Aquaculture is one of the fastest growing industries in the world and we'll soon hit the point where the majority of aquatic products consumed will be from these farms. There is an interesting 20 year summary here.
With any move of new species to mass production, new and smarter ways to monitor what is going on is going to be absolutely critical. What a great place for streamlined high-throughput proteomics! Sequence that mussel or oyster's DNA with 4,000x coverage if you want (I'm sure someone will) it's not going to give you insight into how that organism is responding to stresses.
This group took a look at some aquaculture species when proteomic samples were created with FASP, S-Trap and SP3.
The samples were analyzed with a Q Exactive HF to see which method they'd use for monitoring aquaculture stresses. I should note that this appears to be more exploratory than what would make a good "is that oyster farm stressed out" due to the use of 80 minute gradients and 120k/30k resolution scans.
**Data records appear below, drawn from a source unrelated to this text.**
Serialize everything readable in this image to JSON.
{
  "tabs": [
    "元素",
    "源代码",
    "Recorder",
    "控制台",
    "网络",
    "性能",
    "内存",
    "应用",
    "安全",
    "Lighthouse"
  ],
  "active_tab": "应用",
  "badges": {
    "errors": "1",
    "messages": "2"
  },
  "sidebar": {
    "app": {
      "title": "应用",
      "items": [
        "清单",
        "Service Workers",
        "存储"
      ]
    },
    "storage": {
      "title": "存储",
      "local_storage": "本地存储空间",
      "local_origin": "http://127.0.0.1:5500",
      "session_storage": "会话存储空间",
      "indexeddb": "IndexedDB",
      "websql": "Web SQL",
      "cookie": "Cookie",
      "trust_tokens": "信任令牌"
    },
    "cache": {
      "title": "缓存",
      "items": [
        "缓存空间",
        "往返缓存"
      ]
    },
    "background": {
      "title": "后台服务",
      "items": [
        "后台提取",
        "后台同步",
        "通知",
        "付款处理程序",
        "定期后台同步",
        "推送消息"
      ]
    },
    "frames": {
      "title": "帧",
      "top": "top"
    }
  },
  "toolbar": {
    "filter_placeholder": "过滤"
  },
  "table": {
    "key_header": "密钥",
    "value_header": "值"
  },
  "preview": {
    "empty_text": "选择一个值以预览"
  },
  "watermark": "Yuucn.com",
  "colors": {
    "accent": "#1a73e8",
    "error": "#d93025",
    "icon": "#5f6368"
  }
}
It should also be pointed out, as the authors themselves highlight, that these results might be affected by the not-entirely-100% comprehensive protein FASTAs for the organisms they studied.
In general, though, all 3 methods perform well and they all have peptides that are not caught by the others. For characterizing what the authors wanted to, FASP seemed to have a narrow lead over SP3, with S-Trap just behind, but S-Trap resulted in the highest number of unique proteins identified.
A good summary is probably that people use all 3 methods for good reason and what really matters is consistency. A big part of my first year back in academia has been collecting as many digestion protocols that people have inherited from grad students long gone and
(not that, but I've definitely thought about it when I've seen some that were clearly written before my time.... )
traded them for the S-Trap quick card protocol. Maybe there are peptides that we're missing that SP3 could catch, but I absolutely prefer the thought that the 2 S-Trap 96-well plates I'm doing digestions with today will look just like the digestions from the S-Trap spin columns that a collaborator used 6 months ago.